Seattle Schools Canceled Classes Due to Staffing Shortage

(RepublicanInformer.com)- Since schools were closed on Thursday, November 11 for Veterans Day, over 600 teachers in the Seattle Public Schools requested substitute teachers so they could take Friday off as well. Then when additional requests for the day off began pouring in at the beginning of the week, the school district was forced to cancel classes for Friday.

In a letter sent to parents, the Seattle Public Schools announced that there would be no in-person or remote instruction on Veterans Day or Friday, November 12 because the school could not “ensure the highest quality environment for student learning.”

It is not uncommon to receive requests from teachers to take the day after Veterans Day off, but the sheer volume of requests made it impossible for the school to function. The district informed parents that the lost day would be made up at the end of the 2021-2022 school year.

Seattle Public Schools told Fox News that leave requests after a federal holiday are “indicative” of the fatigue staff and students have been experiencing since the return to in-person teaching. They argued that giving them a 4-day weekend might “offer physical, mental, and emotional restoration.”

Oh, for heaven’s sake.

They’re not serving in combat. They’re not the police. And it isn’t as if in-person teaching is some strange, new phenomenon never tried before.

This never-ending attempt to portray teachers as victims because they spent months having to zoom their classes instead of going into work is getting old.

On Saturday, Randi Weingarten, the president of the American Federation of Teachers, tweeted the link to the Axios article “Teacher burnout leaves schools scrambling,” claiming that teachers wanted to go back to in-person teaching, but they’re facing “a myriad of challenges.”

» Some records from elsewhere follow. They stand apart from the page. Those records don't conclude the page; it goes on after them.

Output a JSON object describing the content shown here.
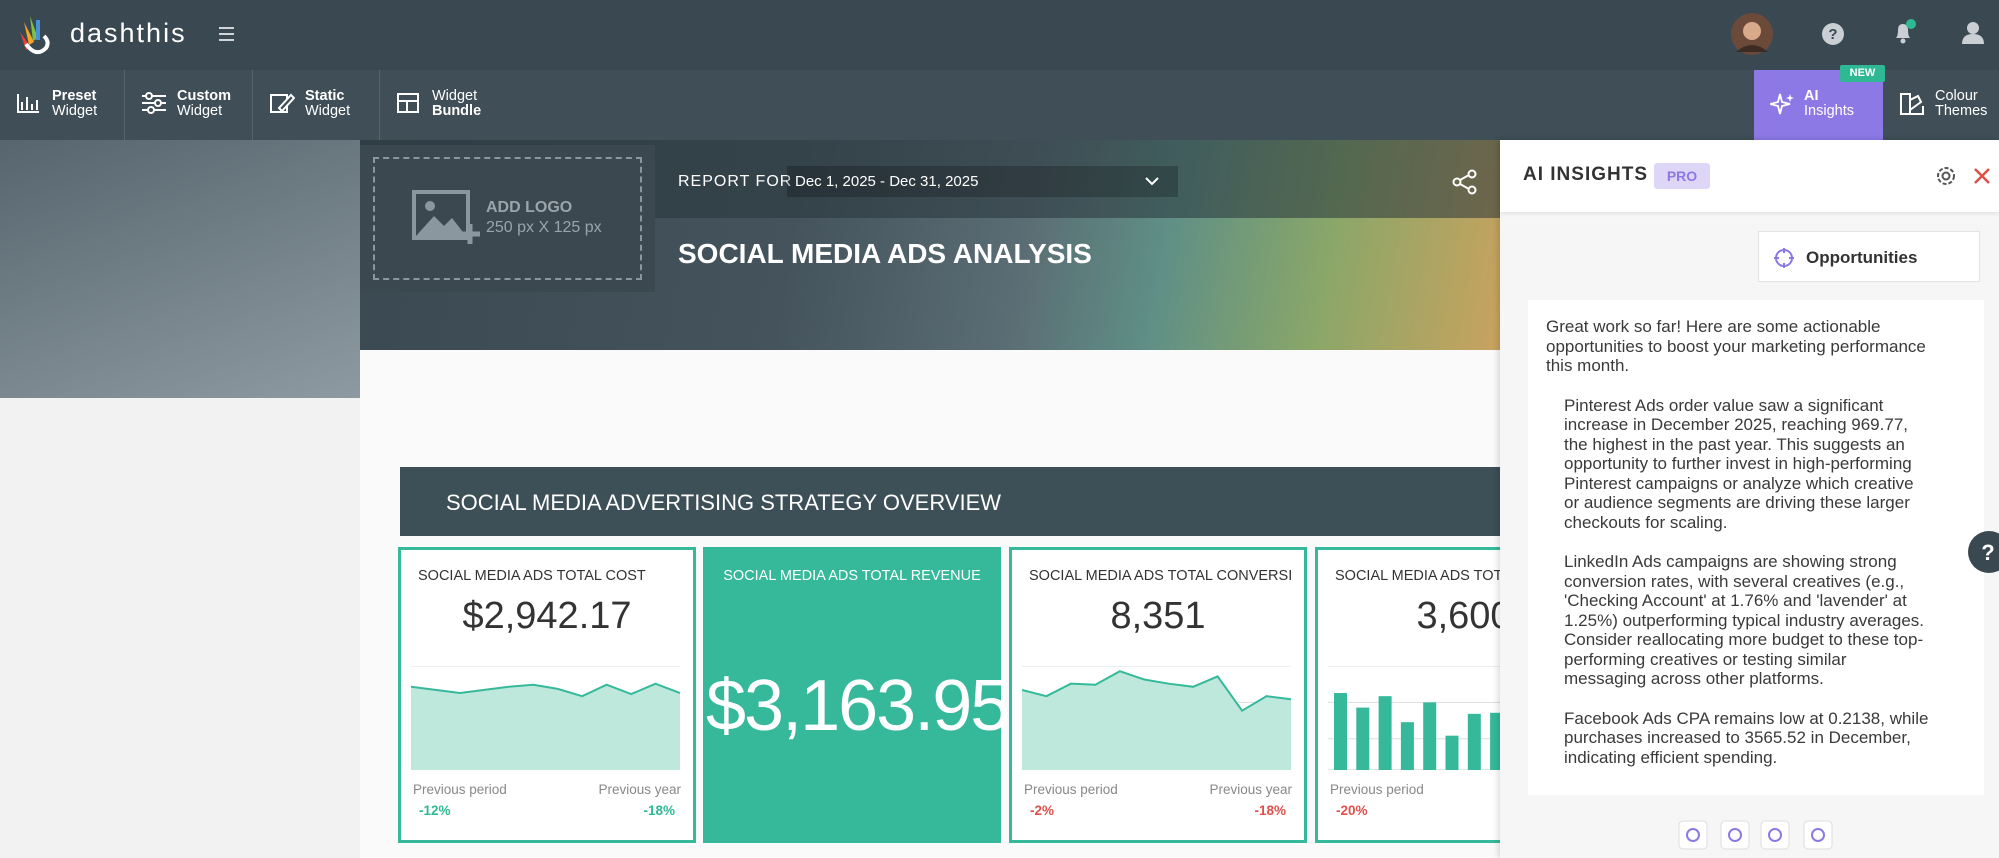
{
  "header": {
    "brand": "dashthis"
  },
  "toolbar": {
    "items": [
      {
        "line1": "Preset",
        "line2": "Widget"
      },
      {
        "line1": "Custom",
        "line2": "Widget"
      },
      {
        "line1": "Static",
        "line2": "Widget"
      },
      {
        "line1": "Widget",
        "line2": "Bundle"
      }
    ],
    "ai": {
      "line1": "AI",
      "line2": "Insights",
      "badge": "NEW"
    },
    "themes": {
      "line1": "Colour",
      "line2": "Themes"
    }
  },
  "report": {
    "logo_title": "ADD LOGO",
    "logo_size": "250 px X 125 px",
    "report_for": "REPORT FOR",
    "date_range": "Dec 1, 2025 - Dec 31, 2025",
    "title": "SOCIAL MEDIA ADS ANALYSIS",
    "section": "SOCIAL MEDIA ADVERTISING STRATEGY OVERVIEW"
  },
  "cards": [
    {
      "title": "SOCIAL MEDIA ADS TOTAL COST",
      "value": "$2,942.17",
      "chart": {
        "type": "area",
        "values": [
          80,
          77,
          74,
          77,
          80,
          82,
          78,
          71,
          82,
          73,
          83,
          74
        ],
        "ylim": [
          0,
          100
        ]
      },
      "comparisons": [
        {
          "label": "Previous period",
          "value": "-12%",
          "color": "#2fb894"
        },
        {
          "label": "Previous year",
          "value": "-18%",
          "color": "#2fb894"
        }
      ]
    },
    {
      "title": "SOCIAL MEDIA ADS TOTAL REVENUE",
      "value": "$3,163.95"
    },
    {
      "title": "SOCIAL MEDIA ADS TOTAL CONVERSI",
      "value": "8,351",
      "chart": {
        "type": "area",
        "values": [
          77,
          71,
          83,
          82,
          95,
          87,
          83,
          80,
          90,
          57,
          71,
          68
        ],
        "ylim": [
          0,
          100
        ]
      },
      "comparisons": [
        {
          "label": "Previous period",
          "value": "-2%",
          "color": "#e0504a"
        },
        {
          "label": "Previous year",
          "value": "-18%",
          "color": "#e0504a"
        }
      ]
    },
    {
      "title": "SOCIAL MEDIA ADS TOT",
      "value": "3,600",
      "chart": {
        "type": "bar",
        "values": [
          74,
          60,
          71,
          46,
          65,
          33,
          54,
          55
        ],
        "ylim": [
          0,
          100
        ]
      },
      "comparisons": [
        {
          "label": "Previous period",
          "value": "-20%",
          "color": "#e0504a"
        }
      ]
    }
  ],
  "ai_panel": {
    "title": "AI INSIGHTS",
    "badge": "PRO",
    "tab": "Opportunities",
    "intro": "Great work so far! Here are some actionable opportunities to boost your marketing performance this month.",
    "paragraphs": [
      "Pinterest Ads order value saw a significant increase in December 2025, reaching 969.77, the highest in the past year. This suggests an opportunity to further invest in high-performing Pinterest campaigns or analyze which creative or audience segments are driving these larger checkouts for scaling.",
      "LinkedIn Ads campaigns are showing strong conversion rates, with several creatives (e.g., 'Checking Account' at 1.76% and 'lavender' at 1.25%) outperforming typical industry averages. Consider reallocating more budget to these top-performing creatives or testing similar messaging across other platforms.",
      "Facebook Ads CPA remains low at 0.2138, while purchases increased to 3565.52 in December, indicating efficient spending."
    ]
  }
}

According to Axios, school districts are being forced to reduce the length of a school day or cut back on the number of days per week children are in school just to accommodate these “exhausted” teachers.

And do you think the school taxes property owners have to shell out are going to get reduced along with it? Of course not. According to the Axios article, “experts” like Randi Weingarten believe schools need to increase resources, reduce class sizes, and pay teachers more to help address the problem.